What the Arduino has taught me about electronics

Background, I'm not an electronics engineer but as a kid assembled a lot of Radio Shack (number) in One kits. I work in IT and have been using a computer since age 5. I would say on a high level near expert on computer hardware, but on the modular level, not component level.

Basically what the Arduino has taught me about electronics is:

The things that I always thought were hard are actually easy.
The things that I always thought were easy are actually hard.

Meaning that a lot of stuff you just plug 2 or 3 wires into it, and go straight to the pins and it works.
The hard part is wrapping my mind around things like taking a 2 pin component and then piggybacking a resistor across it in parallel for some particular reason.

My mind can't really comprehend taking resistors across power sources. I keep thinking, the resistor is causing some kind of short and is going to either heat up or eat the battery.

Also before the Arduino, I had never used all 3 pins in a potentiometer. I always went just two pins, middle and left. I think I sort of understand what using 3 pins is doing... Pulling a pin up or down rather than just down vs "not down" it makes sense now that I understand that pins on integrated circuits can or will float when not pulled up or down.

I really had thought I understood voltage vs current, but I would say only the very basic aspect of it. Arduino has taught me there's more than I thought. Voltage is sort of pushed, current is drawn. A .5 amp light bulb is not necessarily going to explode if it's on a 100 amp source if the voltage is the same as long as it is working correctly. If it fails or shorts internally then yes it might blow up but that's when you need a fuse or circuit breaker.

Can you imagine what the American space program would have been like if you could have gone back in time to the beginning of it and handed them a box full of Arduinos and a method of programming them and basically said "These are what all the pins do, this is the programming language, don't ask how it works, it's all top secret." ?

Also before the Arduino, I had never used all 3 pins in a potentiometer. I always went just two pins, middle and left. I think I sort of understand what using 3 pins is doing... Pulling a pin up or down rather than just down vs "not down" it makes sense now that I understand that pins on integrated circuits can or will float when not pulled up or down.

Well maybe I can help with a better 'pot' explanation.

First there are available two terminal variable resistors called a rheostat (that's probably a brand name) that by moving the knob you can change the wiper pin to the other pin's resistance from 'zero' ohms and whatever the devices maximum resistance value is, say 10K ohms.
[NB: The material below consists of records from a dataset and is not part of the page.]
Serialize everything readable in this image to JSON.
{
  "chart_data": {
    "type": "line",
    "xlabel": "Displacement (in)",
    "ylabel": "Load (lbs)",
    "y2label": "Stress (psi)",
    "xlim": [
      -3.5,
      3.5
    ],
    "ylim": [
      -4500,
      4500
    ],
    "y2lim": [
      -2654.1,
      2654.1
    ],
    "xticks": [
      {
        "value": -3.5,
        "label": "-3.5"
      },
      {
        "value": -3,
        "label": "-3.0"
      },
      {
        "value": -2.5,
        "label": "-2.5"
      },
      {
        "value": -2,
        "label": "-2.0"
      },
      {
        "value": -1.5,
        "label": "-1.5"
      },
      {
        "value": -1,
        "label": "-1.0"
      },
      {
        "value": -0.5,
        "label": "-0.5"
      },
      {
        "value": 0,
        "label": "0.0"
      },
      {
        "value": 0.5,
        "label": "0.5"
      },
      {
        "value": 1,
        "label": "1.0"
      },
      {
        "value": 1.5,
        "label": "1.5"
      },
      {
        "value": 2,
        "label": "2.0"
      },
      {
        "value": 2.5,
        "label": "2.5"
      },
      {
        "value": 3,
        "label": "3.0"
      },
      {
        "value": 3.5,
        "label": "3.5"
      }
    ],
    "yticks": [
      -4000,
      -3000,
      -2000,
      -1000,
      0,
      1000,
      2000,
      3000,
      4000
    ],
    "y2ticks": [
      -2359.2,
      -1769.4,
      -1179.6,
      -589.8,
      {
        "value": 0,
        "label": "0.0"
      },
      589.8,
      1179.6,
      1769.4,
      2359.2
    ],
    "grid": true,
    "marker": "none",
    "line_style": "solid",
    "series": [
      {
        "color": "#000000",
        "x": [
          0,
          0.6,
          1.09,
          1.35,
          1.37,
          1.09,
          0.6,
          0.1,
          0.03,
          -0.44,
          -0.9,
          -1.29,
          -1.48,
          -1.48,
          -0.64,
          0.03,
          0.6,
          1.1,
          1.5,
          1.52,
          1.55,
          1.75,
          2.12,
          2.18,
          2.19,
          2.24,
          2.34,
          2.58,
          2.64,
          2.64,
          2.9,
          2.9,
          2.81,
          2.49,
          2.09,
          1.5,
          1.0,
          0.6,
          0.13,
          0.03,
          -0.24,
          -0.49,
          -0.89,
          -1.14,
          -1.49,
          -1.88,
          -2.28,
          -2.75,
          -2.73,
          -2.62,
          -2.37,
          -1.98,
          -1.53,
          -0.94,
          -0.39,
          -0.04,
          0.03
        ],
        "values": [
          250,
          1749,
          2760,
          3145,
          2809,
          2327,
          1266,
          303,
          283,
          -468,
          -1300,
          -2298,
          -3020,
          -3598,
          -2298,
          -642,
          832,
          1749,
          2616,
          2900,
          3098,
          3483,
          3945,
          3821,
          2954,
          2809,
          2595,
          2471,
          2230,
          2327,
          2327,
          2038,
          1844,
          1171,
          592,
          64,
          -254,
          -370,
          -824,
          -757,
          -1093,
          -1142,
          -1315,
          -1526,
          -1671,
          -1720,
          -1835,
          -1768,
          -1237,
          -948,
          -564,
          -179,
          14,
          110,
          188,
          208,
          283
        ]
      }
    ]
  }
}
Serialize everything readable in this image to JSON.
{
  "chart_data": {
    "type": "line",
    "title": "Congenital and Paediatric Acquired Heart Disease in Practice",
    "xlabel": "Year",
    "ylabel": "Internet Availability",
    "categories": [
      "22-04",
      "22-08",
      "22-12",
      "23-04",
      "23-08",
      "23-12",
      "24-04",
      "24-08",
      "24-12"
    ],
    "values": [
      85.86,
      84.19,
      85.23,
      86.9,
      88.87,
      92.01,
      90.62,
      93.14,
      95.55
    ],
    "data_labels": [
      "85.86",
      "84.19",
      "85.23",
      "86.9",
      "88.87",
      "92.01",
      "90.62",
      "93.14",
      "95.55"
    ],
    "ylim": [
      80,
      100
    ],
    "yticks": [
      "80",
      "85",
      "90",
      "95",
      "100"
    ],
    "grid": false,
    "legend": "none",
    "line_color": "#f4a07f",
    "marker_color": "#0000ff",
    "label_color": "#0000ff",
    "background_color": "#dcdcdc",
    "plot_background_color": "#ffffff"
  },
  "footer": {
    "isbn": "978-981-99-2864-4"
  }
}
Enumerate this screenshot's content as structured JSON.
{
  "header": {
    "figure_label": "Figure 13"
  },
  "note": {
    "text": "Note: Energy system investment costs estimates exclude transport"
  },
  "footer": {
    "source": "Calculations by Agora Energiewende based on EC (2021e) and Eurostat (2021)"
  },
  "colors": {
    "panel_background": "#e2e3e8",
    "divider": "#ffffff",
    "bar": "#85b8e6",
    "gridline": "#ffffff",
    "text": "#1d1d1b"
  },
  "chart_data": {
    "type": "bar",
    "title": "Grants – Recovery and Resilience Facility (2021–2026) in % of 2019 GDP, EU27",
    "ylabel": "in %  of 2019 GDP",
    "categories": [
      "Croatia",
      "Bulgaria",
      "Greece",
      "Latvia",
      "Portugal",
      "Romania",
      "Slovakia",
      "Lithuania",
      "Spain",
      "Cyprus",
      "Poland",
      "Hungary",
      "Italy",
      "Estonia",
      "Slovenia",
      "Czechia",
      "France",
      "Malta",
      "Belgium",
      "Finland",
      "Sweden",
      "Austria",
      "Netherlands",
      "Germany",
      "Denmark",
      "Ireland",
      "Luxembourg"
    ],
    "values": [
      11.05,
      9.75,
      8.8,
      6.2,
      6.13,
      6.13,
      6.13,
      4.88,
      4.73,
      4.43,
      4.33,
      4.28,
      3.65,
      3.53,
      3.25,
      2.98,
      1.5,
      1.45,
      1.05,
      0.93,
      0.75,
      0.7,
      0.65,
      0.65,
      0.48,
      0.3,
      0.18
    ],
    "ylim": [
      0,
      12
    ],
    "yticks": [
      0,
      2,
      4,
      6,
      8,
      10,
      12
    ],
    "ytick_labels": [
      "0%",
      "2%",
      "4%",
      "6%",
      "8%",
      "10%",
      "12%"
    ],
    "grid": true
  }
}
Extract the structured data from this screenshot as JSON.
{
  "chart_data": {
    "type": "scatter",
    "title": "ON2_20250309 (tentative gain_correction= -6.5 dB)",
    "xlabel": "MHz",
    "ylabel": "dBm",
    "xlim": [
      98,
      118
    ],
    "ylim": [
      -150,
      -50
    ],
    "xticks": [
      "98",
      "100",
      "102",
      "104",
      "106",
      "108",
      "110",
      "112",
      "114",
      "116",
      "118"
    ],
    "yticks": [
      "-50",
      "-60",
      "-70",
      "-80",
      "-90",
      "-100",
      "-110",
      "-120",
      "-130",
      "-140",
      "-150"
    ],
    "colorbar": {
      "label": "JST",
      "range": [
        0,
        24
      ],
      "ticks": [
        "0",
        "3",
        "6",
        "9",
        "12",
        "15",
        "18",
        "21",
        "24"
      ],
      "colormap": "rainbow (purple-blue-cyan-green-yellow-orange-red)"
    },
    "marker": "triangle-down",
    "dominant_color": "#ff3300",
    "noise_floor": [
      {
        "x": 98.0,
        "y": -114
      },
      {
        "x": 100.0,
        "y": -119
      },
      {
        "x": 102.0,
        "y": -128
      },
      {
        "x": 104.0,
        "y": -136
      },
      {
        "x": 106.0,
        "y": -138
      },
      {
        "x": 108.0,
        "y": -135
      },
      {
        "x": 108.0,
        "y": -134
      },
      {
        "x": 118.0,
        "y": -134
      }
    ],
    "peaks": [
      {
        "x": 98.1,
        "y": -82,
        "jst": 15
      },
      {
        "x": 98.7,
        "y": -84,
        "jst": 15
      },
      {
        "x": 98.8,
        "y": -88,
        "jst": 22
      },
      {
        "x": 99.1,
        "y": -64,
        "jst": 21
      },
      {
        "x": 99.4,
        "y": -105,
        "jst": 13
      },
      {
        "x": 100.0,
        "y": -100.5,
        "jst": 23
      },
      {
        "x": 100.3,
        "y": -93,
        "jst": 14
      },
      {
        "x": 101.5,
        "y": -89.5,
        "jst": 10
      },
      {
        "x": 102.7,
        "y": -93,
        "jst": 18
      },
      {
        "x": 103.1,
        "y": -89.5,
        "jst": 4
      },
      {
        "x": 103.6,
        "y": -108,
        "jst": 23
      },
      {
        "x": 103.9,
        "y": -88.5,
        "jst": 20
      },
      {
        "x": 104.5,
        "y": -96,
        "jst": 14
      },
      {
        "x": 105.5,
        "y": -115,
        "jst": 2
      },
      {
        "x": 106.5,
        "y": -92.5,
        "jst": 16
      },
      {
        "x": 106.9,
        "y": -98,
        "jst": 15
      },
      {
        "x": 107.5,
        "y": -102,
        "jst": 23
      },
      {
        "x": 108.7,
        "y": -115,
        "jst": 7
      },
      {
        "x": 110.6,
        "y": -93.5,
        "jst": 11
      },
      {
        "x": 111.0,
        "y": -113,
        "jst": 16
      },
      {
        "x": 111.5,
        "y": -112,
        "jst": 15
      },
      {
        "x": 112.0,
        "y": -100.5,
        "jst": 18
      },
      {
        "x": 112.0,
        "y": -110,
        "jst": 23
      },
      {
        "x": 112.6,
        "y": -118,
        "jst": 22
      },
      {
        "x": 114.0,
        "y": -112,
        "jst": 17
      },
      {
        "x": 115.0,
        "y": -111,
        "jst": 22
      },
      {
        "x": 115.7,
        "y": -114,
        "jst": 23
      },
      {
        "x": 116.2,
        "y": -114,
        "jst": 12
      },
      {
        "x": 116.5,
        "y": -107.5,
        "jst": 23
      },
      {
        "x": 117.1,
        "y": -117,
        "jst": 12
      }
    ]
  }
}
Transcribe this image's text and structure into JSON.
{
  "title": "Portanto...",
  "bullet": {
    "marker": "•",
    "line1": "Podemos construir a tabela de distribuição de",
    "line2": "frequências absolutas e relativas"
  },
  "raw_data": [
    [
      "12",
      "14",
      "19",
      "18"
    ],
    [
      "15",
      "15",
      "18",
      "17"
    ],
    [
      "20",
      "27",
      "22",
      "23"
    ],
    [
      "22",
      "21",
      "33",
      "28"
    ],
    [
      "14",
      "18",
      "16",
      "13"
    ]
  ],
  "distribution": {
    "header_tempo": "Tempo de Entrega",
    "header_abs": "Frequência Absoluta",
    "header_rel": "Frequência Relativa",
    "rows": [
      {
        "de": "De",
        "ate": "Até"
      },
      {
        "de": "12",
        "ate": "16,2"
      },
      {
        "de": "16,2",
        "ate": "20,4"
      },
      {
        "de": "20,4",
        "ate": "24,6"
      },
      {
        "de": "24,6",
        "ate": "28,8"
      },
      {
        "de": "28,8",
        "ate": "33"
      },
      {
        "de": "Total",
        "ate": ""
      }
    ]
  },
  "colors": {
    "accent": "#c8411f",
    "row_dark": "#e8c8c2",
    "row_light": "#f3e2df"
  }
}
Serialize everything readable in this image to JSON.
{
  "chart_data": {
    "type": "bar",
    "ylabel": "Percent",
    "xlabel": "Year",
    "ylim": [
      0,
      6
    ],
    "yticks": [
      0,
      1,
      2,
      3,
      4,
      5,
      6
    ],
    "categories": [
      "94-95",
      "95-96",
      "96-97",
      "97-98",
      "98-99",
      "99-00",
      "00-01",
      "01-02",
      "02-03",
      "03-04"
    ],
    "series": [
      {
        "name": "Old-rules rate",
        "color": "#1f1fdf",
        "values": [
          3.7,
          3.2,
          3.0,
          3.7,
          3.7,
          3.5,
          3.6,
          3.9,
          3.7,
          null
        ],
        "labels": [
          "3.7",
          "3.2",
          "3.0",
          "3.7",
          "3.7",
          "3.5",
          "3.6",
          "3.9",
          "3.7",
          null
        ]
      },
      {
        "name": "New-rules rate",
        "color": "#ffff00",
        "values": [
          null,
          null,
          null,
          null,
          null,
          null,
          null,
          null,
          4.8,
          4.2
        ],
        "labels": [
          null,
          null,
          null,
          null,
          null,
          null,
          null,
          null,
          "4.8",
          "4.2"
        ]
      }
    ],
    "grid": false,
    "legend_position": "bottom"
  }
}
A pot (potentiometer) is a three terminal device that has a third pin that is called the wiper terminal. If you wire the wiper terminal to one of the end terminals you will have converted your potentiometer to be a two terminal rheostat control. But by using all three terminals on a real 3 terminal pot one has the ability to form a voltage divider with a movable output voltage equal from ground to whatever voltage is applied to the other fixed terminal, which is a very useful function used in many circuits.

The first major milestone to getting a real good start in understand electronics is to really master ohm's law. And by master I don't mean to just memorize the three basic formula that make up ohm's law, E=IxR, R=E/I, and I=E/R, but to really understand what that means and how it defines the interrelationship and interdependency of voltage, current, and resistance with each other. Without that true understanding it makes moving on to the more complex fundamentals of electronics all the more difficult. Electronics is really not a rule based subject based on pure memory of such rules, but rather the understanding and application of fundamental principles into practical components and circuits.